• devlet hastanelerinde çimlerin üzerinde, acil girişinde, kantinlerde pinekleyen, doktorların arkasında güvenlik görevlilerinin önünde koşan, uykulu gözlere sahip hastaneye sağlam girip hasta çıkan kişi...
  • bunların ameliyat öncesi kalan türleri bir çeşit özel bakıcı, hatta aramızda yabancı yok göte göt diyelim: hizmetçi. "suyumu getir, terliğimi ver, hırkamı giydir, ay damar yolum acıdı yavaş ol" falan...
    ameliyat sonrası kalan türleri ise bildiğin kişiye özel hemşire. yani en azından öyle olmaları gerekiyor.

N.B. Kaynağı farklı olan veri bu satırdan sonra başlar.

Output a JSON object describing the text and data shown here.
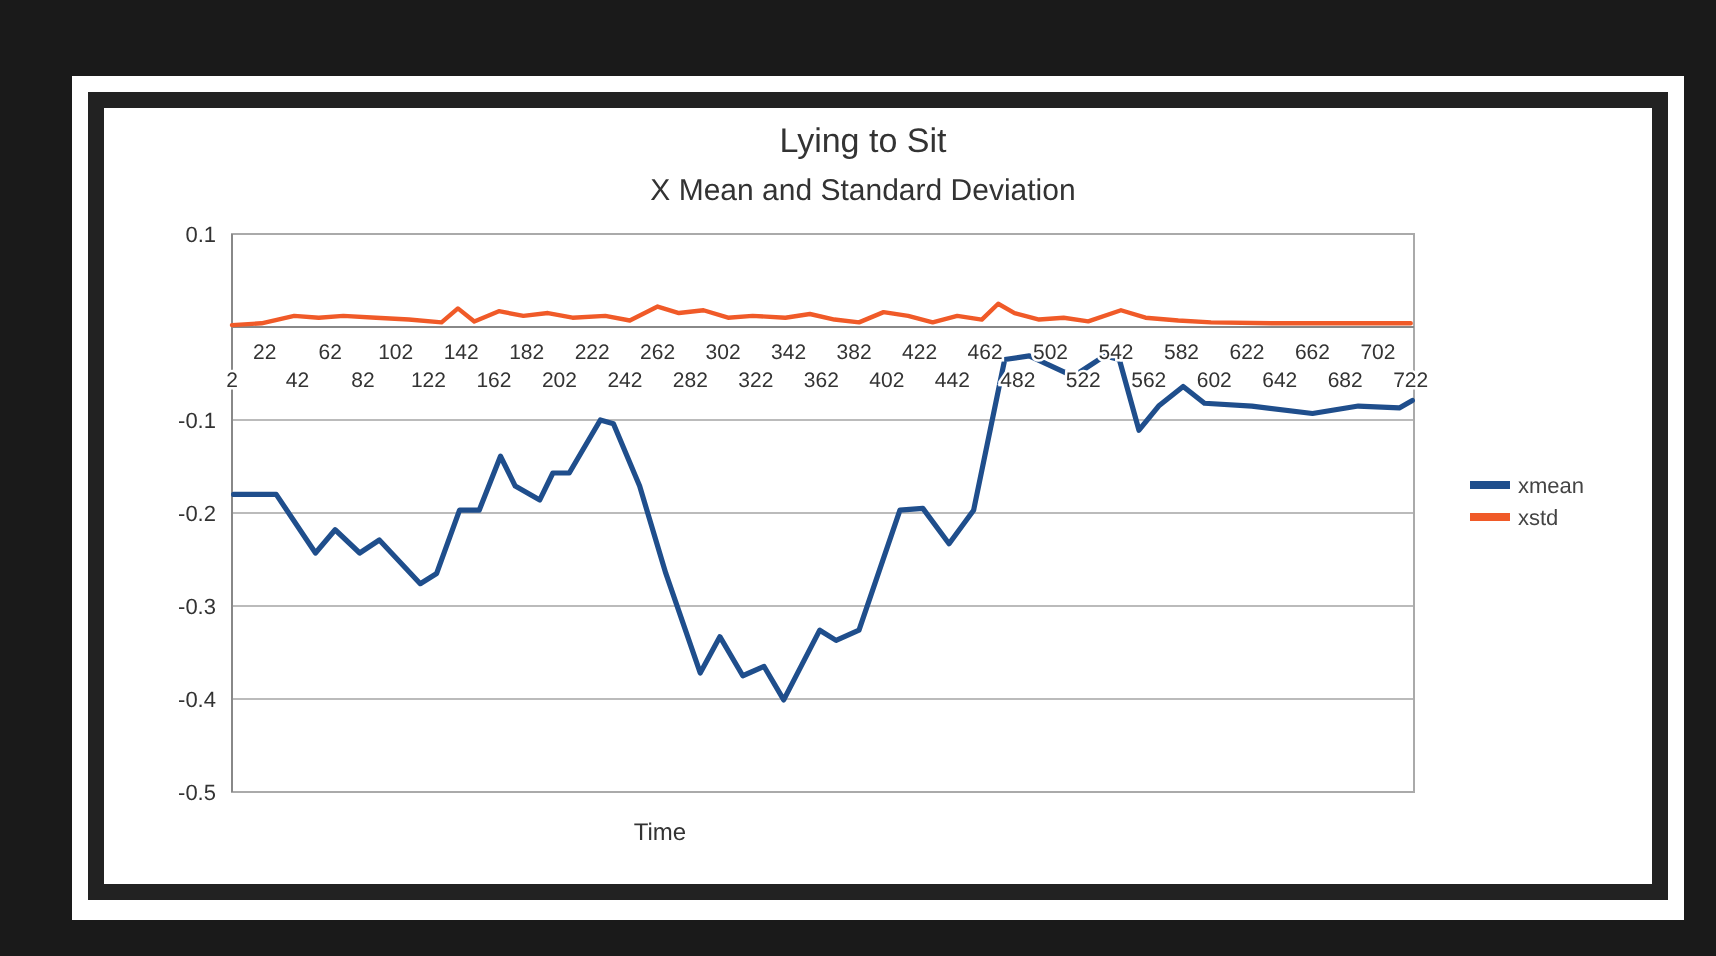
{
  "chart_data": {
    "type": "line",
    "title": "Lying to Sit",
    "subtitle": "X Mean and Standard Deviation",
    "xlabel": "Time",
    "xlim": [
      2,
      724
    ],
    "xticks": [
      2,
      42,
      82,
      122,
      162,
      202,
      242,
      282,
      322,
      362,
      402,
      442,
      482,
      522,
      562,
      602,
      642,
      682,
      722
    ],
    "x2lim": [
      2,
      724
    ],
    "x2ticks": [
      22,
      62,
      102,
      142,
      182,
      222,
      262,
      302,
      342,
      382,
      422,
      462,
      502,
      542,
      582,
      622,
      662,
      702
    ],
    "ylim": [
      -0.5,
      0.1
    ],
    "yticks": [
      0.1,
      {
        "value": 0,
        "label": null
      },
      -0.1,
      -0.2,
      -0.3,
      -0.4,
      -0.5
    ],
    "grid": "y",
    "legend": "right",
    "line_style": "solid",
    "marker": "none",
    "series": [
      {
        "name": "xmean",
        "color": "#1f4e8c",
        "x": [
          3,
          29,
          53,
          65,
          80,
          92,
          117,
          127,
          141,
          153,
          166,
          175,
          190,
          198,
          208,
          227,
          235,
          251,
          267,
          288,
          300,
          314,
          327,
          339,
          361,
          371,
          385,
          410,
          424,
          440,
          455,
          474,
          489,
          516,
          535,
          544,
          556,
          568,
          583,
          596,
          625,
          662,
          690,
          715,
          723
        ],
        "values": [
          -0.18,
          -0.18,
          -0.243,
          -0.218,
          -0.243,
          -0.229,
          -0.276,
          -0.265,
          -0.197,
          -0.197,
          -0.139,
          -0.171,
          -0.186,
          -0.157,
          -0.157,
          -0.1,
          -0.104,
          -0.171,
          -0.265,
          -0.372,
          -0.333,
          -0.375,
          -0.365,
          -0.401,
          -0.326,
          -0.337,
          -0.326,
          -0.197,
          -0.195,
          -0.233,
          -0.197,
          -0.035,
          -0.031,
          -0.053,
          -0.031,
          -0.035,
          -0.111,
          -0.085,
          -0.064,
          -0.082,
          -0.085,
          -0.093,
          -0.085,
          -0.087,
          -0.079
        ]
      },
      {
        "name": "xstd",
        "color": "#f05a28",
        "x": [
          2,
          20,
          40,
          55,
          70,
          90,
          110,
          130,
          140,
          150,
          165,
          180,
          195,
          210,
          230,
          245,
          262,
          275,
          290,
          305,
          320,
          340,
          355,
          370,
          385,
          400,
          415,
          430,
          445,
          460,
          470,
          480,
          495,
          510,
          525,
          545,
          560,
          580,
          600,
          640,
          670,
          700,
          722
        ],
        "values": [
          0.002,
          0.004,
          0.012,
          0.01,
          0.012,
          0.01,
          0.008,
          0.005,
          0.02,
          0.006,
          0.017,
          0.012,
          0.015,
          0.01,
          0.012,
          0.007,
          0.022,
          0.015,
          0.018,
          0.01,
          0.012,
          0.01,
          0.014,
          0.008,
          0.005,
          0.016,
          0.012,
          0.005,
          0.012,
          0.008,
          0.025,
          0.015,
          0.008,
          0.01,
          0.006,
          0.018,
          0.01,
          0.007,
          0.005,
          0.004,
          0.004,
          0.004,
          0.004
        ]
      }
    ]
  }
}
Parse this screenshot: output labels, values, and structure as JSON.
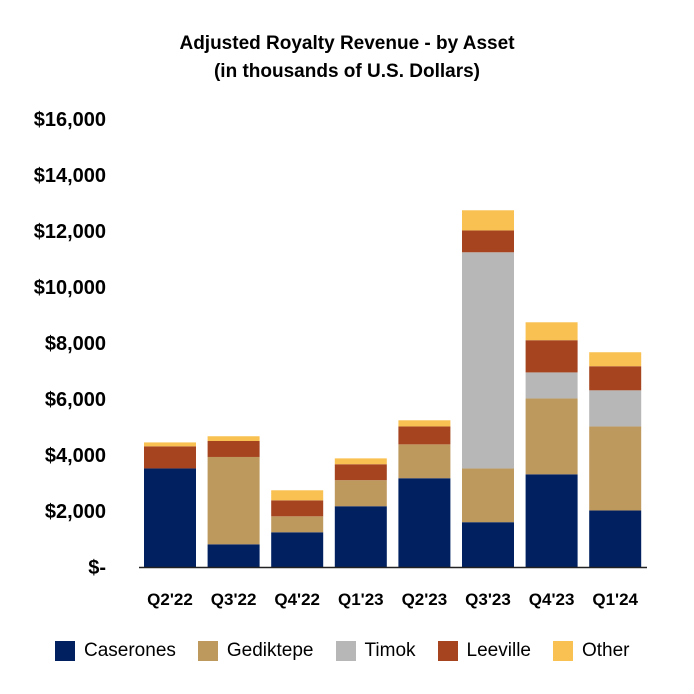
{
  "chart_data": {
    "type": "bar",
    "stacked": true,
    "title": "Adjusted Royalty Revenue - by Asset",
    "subtitle": "(in thousands of U.S. Dollars)",
    "categories": [
      "Q2'22",
      "Q3'22",
      "Q4'22",
      "Q1'23",
      "Q2'23",
      "Q3'23",
      "Q4'23",
      "Q1'24"
    ],
    "series": [
      {
        "name": "Caserones",
        "color": "#002060",
        "values": [
          3520,
          810,
          1240,
          2170,
          3170,
          1600,
          3310,
          2020
        ]
      },
      {
        "name": "Gediktepe",
        "color": "#BE995E",
        "values": [
          0,
          3120,
          570,
          930,
          1210,
          1920,
          2710,
          3000
        ]
      },
      {
        "name": "Timok",
        "color": "#B7B7B7",
        "values": [
          0,
          0,
          0,
          0,
          0,
          7720,
          930,
          1290
        ]
      },
      {
        "name": "Leeville",
        "color": "#A5441F",
        "values": [
          790,
          570,
          570,
          570,
          640,
          780,
          1150,
          860
        ]
      },
      {
        "name": "Other",
        "color": "#F9C152",
        "values": [
          140,
          170,
          360,
          210,
          220,
          720,
          640,
          500
        ]
      }
    ],
    "ylim": [
      0,
      16000
    ],
    "yticks": [
      {
        "value": 0,
        "label": "$-"
      },
      {
        "value": 2000,
        "label": "$2,000"
      },
      {
        "value": 4000,
        "label": "$4,000"
      },
      {
        "value": 6000,
        "label": "$6,000"
      },
      {
        "value": 8000,
        "label": "$8,000"
      },
      {
        "value": 10000,
        "label": "$10,000"
      },
      {
        "value": 12000,
        "label": "$12,000"
      },
      {
        "value": 14000,
        "label": "$14,000"
      },
      {
        "value": 16000,
        "label": "$16,000"
      }
    ],
    "grid": false,
    "legend_position": "bottom"
  }
}
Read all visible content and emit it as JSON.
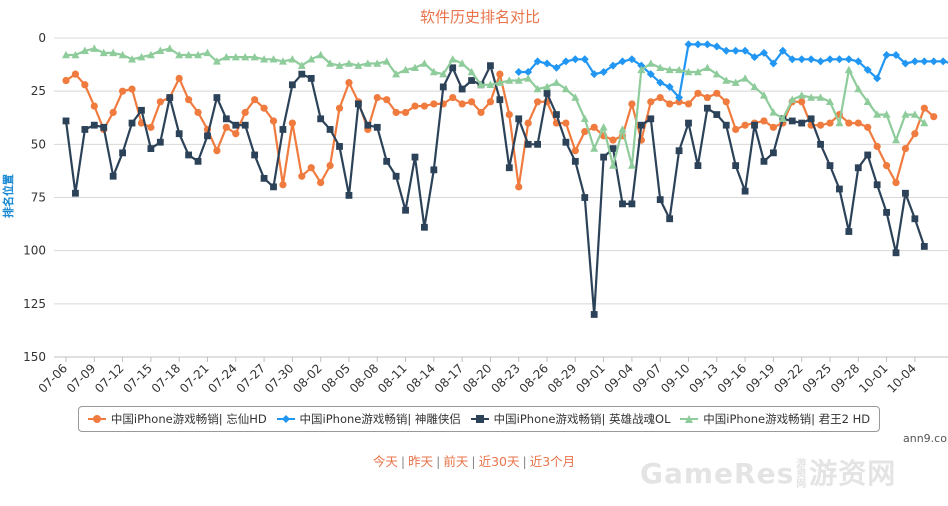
{
  "chart_data": {
    "type": "line",
    "title": "软件历史排名对比",
    "ylabel": "排名位置",
    "ylim": [
      0,
      150
    ],
    "y_inverted": true,
    "y_ticks": [
      0,
      25,
      50,
      75,
      100,
      125,
      150
    ],
    "x_tick_labels": [
      "07-06",
      "07-09",
      "07-12",
      "07-15",
      "07-18",
      "07-21",
      "07-24",
      "07-27",
      "07-30",
      "08-02",
      "08-05",
      "08-08",
      "08-11",
      "08-14",
      "08-17",
      "08-20",
      "08-23",
      "08-26",
      "08-29",
      "09-01",
      "09-04",
      "09-07",
      "09-10",
      "09-13",
      "09-16",
      "09-19",
      "09-22",
      "09-25",
      "09-28",
      "10-01",
      "10-04"
    ],
    "grid": true,
    "legend_position": "bottom",
    "series": [
      {
        "name": "中国iPhone游戏畅销| 忘仙HD",
        "color": "#f07b3f",
        "marker": "circle",
        "start_day": 0,
        "values": [
          20,
          17,
          22,
          32,
          43,
          35,
          25,
          24,
          40,
          42,
          30,
          28,
          19,
          29,
          35,
          43,
          53,
          42,
          45,
          35,
          29,
          33,
          39,
          69,
          40,
          65,
          61,
          68,
          60,
          33,
          21,
          30,
          43,
          28,
          29,
          35,
          35,
          32,
          32,
          31,
          31,
          28,
          31,
          30,
          35,
          30,
          17,
          36,
          70,
          40,
          30,
          30,
          40,
          40,
          53,
          44,
          42,
          46,
          48,
          46,
          31,
          48,
          30,
          28,
          31,
          30,
          31,
          26,
          28,
          26,
          30,
          43,
          41,
          40,
          39,
          42,
          40,
          30,
          30,
          41,
          41,
          40,
          36,
          40,
          40,
          42,
          51,
          60,
          68,
          52,
          45,
          33,
          37
        ]
      },
      {
        "name": "中国iPhone游戏畅销| 神雕侠侣",
        "color": "#2196f3",
        "marker": "diamond",
        "start_day": 48,
        "values": [
          16,
          16,
          11,
          12,
          14,
          11,
          10,
          10,
          17,
          16,
          13,
          11,
          10,
          13,
          17,
          21,
          23,
          28,
          3,
          3,
          3,
          4,
          6,
          6,
          6,
          9,
          7,
          12,
          6,
          10,
          10,
          10,
          11,
          10,
          10,
          10,
          11,
          15,
          19,
          8,
          8,
          12,
          11,
          11,
          11,
          11,
          12
        ]
      },
      {
        "name": "中国iPhone游戏畅销| 英雄战魂OL",
        "color": "#2c4259",
        "marker": "square",
        "start_day": 0,
        "values": [
          39,
          73,
          43,
          41,
          42,
          65,
          54,
          40,
          34,
          52,
          49,
          28,
          45,
          55,
          58,
          46,
          28,
          38,
          41,
          41,
          55,
          66,
          70,
          43,
          22,
          17,
          19,
          38,
          43,
          51,
          74,
          31,
          41,
          42,
          58,
          65,
          81,
          56,
          89,
          62,
          23,
          14,
          24,
          20,
          22,
          13,
          29,
          61,
          38,
          50,
          50,
          26,
          36,
          49,
          58,
          75,
          130,
          56,
          52,
          78,
          78,
          41,
          38,
          76,
          85,
          53,
          40,
          60,
          33,
          36,
          41,
          60,
          72,
          41,
          58,
          54,
          38,
          39,
          40,
          38,
          50,
          60,
          71,
          91,
          61,
          55,
          69,
          82,
          101,
          73,
          85,
          98
        ]
      },
      {
        "name": "中国iPhone游戏畅销| 君王2 HD",
        "color": "#8fcc9b",
        "marker": "triangle",
        "start_day": 0,
        "values": [
          8,
          8,
          6,
          5,
          7,
          7,
          8,
          10,
          9,
          8,
          6,
          5,
          8,
          8,
          8,
          7,
          11,
          9,
          9,
          9,
          9,
          10,
          10,
          11,
          10,
          13,
          10,
          8,
          12,
          13,
          12,
          13,
          12,
          12,
          11,
          17,
          15,
          14,
          12,
          16,
          17,
          10,
          12,
          16,
          22,
          22,
          21,
          20,
          20,
          19,
          24,
          23,
          21,
          24,
          28,
          38,
          52,
          42,
          60,
          43,
          60,
          15,
          12,
          14,
          15,
          15,
          16,
          16,
          14,
          17,
          20,
          21,
          19,
          23,
          27,
          35,
          38,
          29,
          27,
          28,
          28,
          30,
          40,
          15,
          24,
          30,
          36,
          36,
          48,
          36,
          36,
          40
        ]
      }
    ]
  },
  "legend": [
    {
      "label": "中国iPhone游戏畅销| 忘仙HD"
    },
    {
      "label": "中国iPhone游戏畅销| 神雕侠侣"
    },
    {
      "label": "中国iPhone游戏畅销| 英雄战魂OL"
    },
    {
      "label": "中国iPhone游戏畅销| 君王2 HD"
    }
  ],
  "credit": "ann9.com",
  "links": {
    "today": "今天",
    "yesterday": "昨天",
    "day_before": "前天",
    "last30": "近30天",
    "last3m": "近3个月",
    "separator": "|"
  },
  "watermark": {
    "left": "GameRes",
    "mid": "游资网",
    "right": "游资网"
  }
}
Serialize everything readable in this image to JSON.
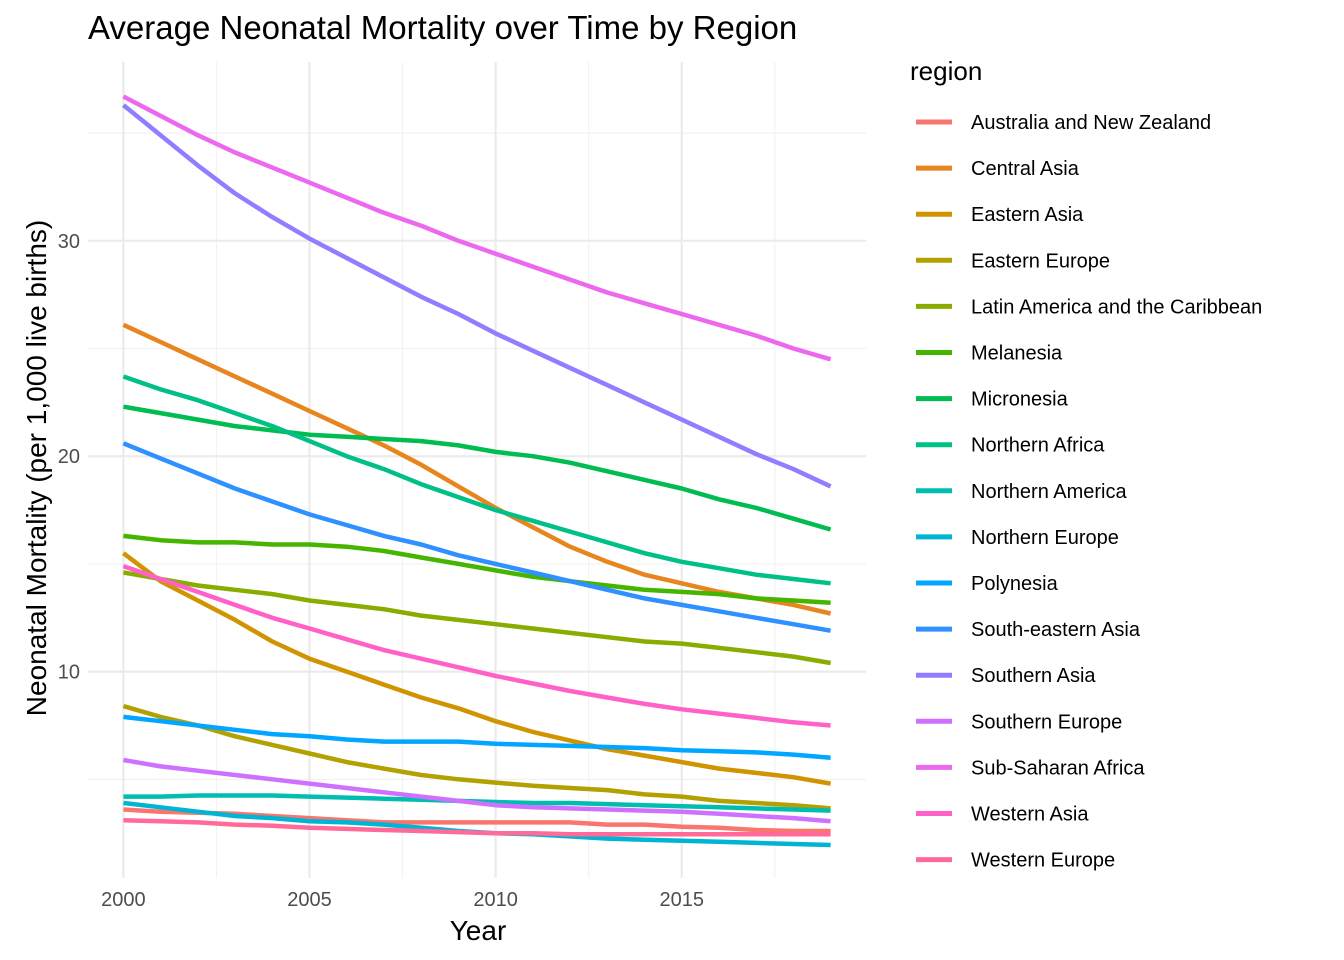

    bizim kaldığımız odada bir teyze var mesela, beyin ameliyati sonrasında içtiği her yudum sıvının ve çıkardığı her damla likitin* not edilip karşılaştırılması gerekiyor. ayrıca günde iki kere, kan veriyor ve aynı saatte bir de idrar tahlili için çiş götürüyor. takılan serumların takibini, ilaçlarını içmemek konusundaki ısrarlarını hiç saymıyorum bile...

    iş bu sebepten ötürü refakatçi kalacak kişinin, güleryüzlü, sabırlı, sevecen, fiziksel olanaksızlıklara karşı dayanaklı ve aynı zamanda hastanın ihtiyaçlarını, yapması gerekenleri takip etmek konusunda bir hemşire kadar bilinçli ve dikkatli olması gerekiyor.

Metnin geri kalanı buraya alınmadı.